Photon High-Speed OSINT Web Crawler and Data Extractor
Photon is a blazing-fast Python web crawler purpose-built for OSINT operations. It extracts URLs, emails, social media accounts, files, secret keys, JavaScript endpoints, and subdomains from target websites with multithreaded efficiency.
npx skills add agentskillexchange/skills --skill photon-osint-web-crawler
Photon is an incredibly fast web crawler designed specifically for Open Source Intelligence (OSINT) gathering. Built in Python by s0md3v, it provides a comprehensive suite of data extraction capabilities that make it a go-to tool for security researchers, penetration testers, and intelligence analysts who need to quickly map and extract information from web targets.
What this skill actually does
Core Capabilities
Photon crawls target websites and automatically extracts multiple categories of intelligence data: in-scope and out-of-scope URLs, URLs with parameters (useful for identifying potential injection points), email addresses, social media account references, Amazon S3 bucket URLs, downloadable files (PDF, PNG, XML, etc.), secret keys including API keys and hashes, JavaScript files and the endpoints referenced within them, custom regex pattern matches, and subdomains with DNS-related data.
Performance and Architecture
The tool uses smart thread management and a refined crawling logic to deliver high throughput. It supports Docker deployment via a lightweight Python-Alpine image (approximately 103 MB). Photon can also leverage archive.org as a seed source via the --wayback flag, pulling historical URLs to expand coverage without additional active scanning. DNS data can be enriched through DNSDumpster integration.

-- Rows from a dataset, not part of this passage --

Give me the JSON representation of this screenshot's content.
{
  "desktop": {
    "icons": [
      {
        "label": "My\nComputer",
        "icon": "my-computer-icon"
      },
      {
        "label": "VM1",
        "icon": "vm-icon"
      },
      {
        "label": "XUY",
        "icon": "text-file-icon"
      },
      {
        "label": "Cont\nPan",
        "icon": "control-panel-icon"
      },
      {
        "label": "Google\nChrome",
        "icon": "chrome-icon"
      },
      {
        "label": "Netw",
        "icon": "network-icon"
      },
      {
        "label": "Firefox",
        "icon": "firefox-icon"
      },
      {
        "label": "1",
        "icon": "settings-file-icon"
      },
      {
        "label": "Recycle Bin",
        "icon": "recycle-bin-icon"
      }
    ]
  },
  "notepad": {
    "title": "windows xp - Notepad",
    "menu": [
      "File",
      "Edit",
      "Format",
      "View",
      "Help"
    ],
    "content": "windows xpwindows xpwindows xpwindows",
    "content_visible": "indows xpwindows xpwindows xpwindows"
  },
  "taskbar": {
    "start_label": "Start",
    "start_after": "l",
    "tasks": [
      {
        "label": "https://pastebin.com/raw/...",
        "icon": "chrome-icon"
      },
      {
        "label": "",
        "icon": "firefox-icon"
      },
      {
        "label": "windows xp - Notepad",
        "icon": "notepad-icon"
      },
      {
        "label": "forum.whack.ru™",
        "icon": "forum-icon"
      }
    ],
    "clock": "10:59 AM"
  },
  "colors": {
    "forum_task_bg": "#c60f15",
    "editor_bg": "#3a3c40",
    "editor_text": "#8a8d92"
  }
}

Agent Integration Patterns
For AI agent workflows, Photon fits naturally as a reconnaissance step in security assessment pipelines. Agents can invoke Photon via CLI (python photon.py -u target.com), then parse the structured output directories or use the --export flag to get JSON-formatted results. The tool supports extensive configuration through command-line options: timeout control, request delays, URL exclusion via regex, cookie injection, custom headers, and thread count tuning. Results are organized into categorized output files, making downstream processing straightforward for automated analysis pipelines.
Installation
Install via git clone and pip: git clone https://github.com/s0md3v/Photon.git && cd Photon && pip install -r requirements.txt. Docker is also supported: docker build -t photon . && docker run -it photon -u target.com. The tool requires Python 3 and has minimal dependencies.